Export of Oil, Gas, Condensates to Hit $20b

Export of Oil, Gas,  Condensates to Hit $20b   Export of Oil, Gas,  Condensates to Hit $20b

Next year's budget has been formulated irrespective of possible fluctuations in foreign exchange rates and oil prices, stipulating 537 trillion rials ($20.1 billion) in revenues from exports of crude oil, gas, and gas condensates, Mohammad Mehdi Mofatteh, spokesman of the Parliament's Integration Committee, said Tuesday.

The budget also stipulated that 20 percent of net value of natural gas exports should be deposited with the National Development Fund of Iran (NDFI), after gas imports are deducted.

A total of 14.5 percent of oil revenues will be held by the National Iranian Oil Company (NIOC) for capital and current expenditures, which also includes payments for buyback contracts, as well as tanker and insurance costs. A further 20 percent will also be held by the NDFI, according to the new budget.
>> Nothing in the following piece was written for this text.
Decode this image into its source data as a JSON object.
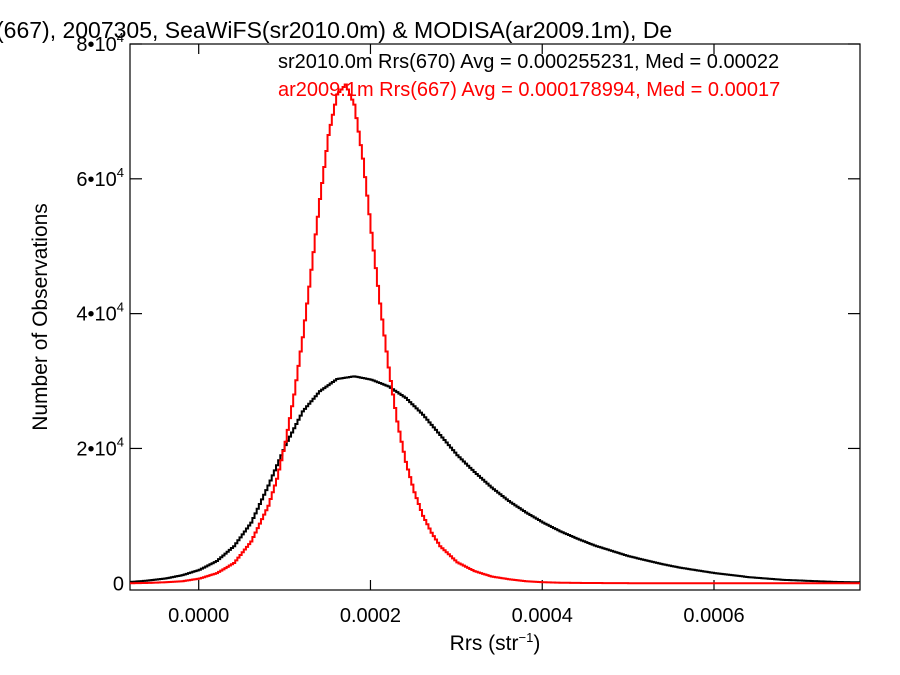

The NIOC is obliged to deposit 85.5 percent of oil revenues (including money earned from gas condensate export) into the Treasury’s account via the Central Bank of Iran (CBI), which will deposit the amount into certified domestic and overseas accounts.

Global oil prices have tumbled almost 60 percent since June, forcing governments to reduce subsidies on diesel, natural gas and utilities and companies to cut billions from capital budgets.

President Hassan Rouhani said Dec. 7 that he expected oil prices at near six-year lows to place “short-term pressure” on state revenue.

The Iranian calendar year begins March 21.

>>>NDFI Share Determined  

The parliament has approved the amount the National Development Fund of Iran will receive from the export of crude oil and gas condensates, ISNA reported Tuesday.

During Tuesday's session, members of the parliament discussed a bill on removing the obstacles to competitiveness and improving the country's financial system. The lawmakers decided that all refineries can export surplus oil products after transferring the sum earned from regular export rate – 95 percent of the Persian Gulf FOB price – in cash or as one-month credit to each of the oil ministry subsidiaries.

The new approval urges the oil ministry to provide the NDFI with its share of the oil and gas condensate exports based on the delivery price set by the refineries. Also, the oil bourse has been given priority in trading of crude oil, gas condensate and electricity.

Oil ministry's affiliated companies, based on the new parliamentary approval, have been allowed to set the base prices for crude oil and gas condensate up to 2 percent lower than the Persian Gulf FOB price and 3 percent lower for development of the existing refineries and also for construction of new refineries.   

The oil ministry and other relevant organizations are allowed to offer competitive refueling and servicing prices at the country's ports in a bid to attract foreign shipping lines to increase maritime trade with Iran.

The new approval was ratified as 161 lawmakers voted for, 9 against and three abstained.

>>>Unreasonable Provision  

The new approval will have a positive impact on the refineries' output, said the managing director of Bandar Abbas Oil Refinery, suggesting that it's not reasonable for the refineries to pay the NDFI 29 percent share from the sales of crude oil and gas condensate, "so that provision should be omitted from the approval."

"This is expected to bring about trading advantage for Bandar Abbas, Lavan and Abadan refineries, which export heavy fuel oil," Hashem Namvar stated. Export of surplus gasoline, gasoil and other oil products would also be facilitated once the Persian Gulf Star refinery becomes operational (it is scheduled to start operation next year).

Namvar emphasized that refineries should not pay any share of their revenues to the NDFI "simply because they are buying crude oil at international rates."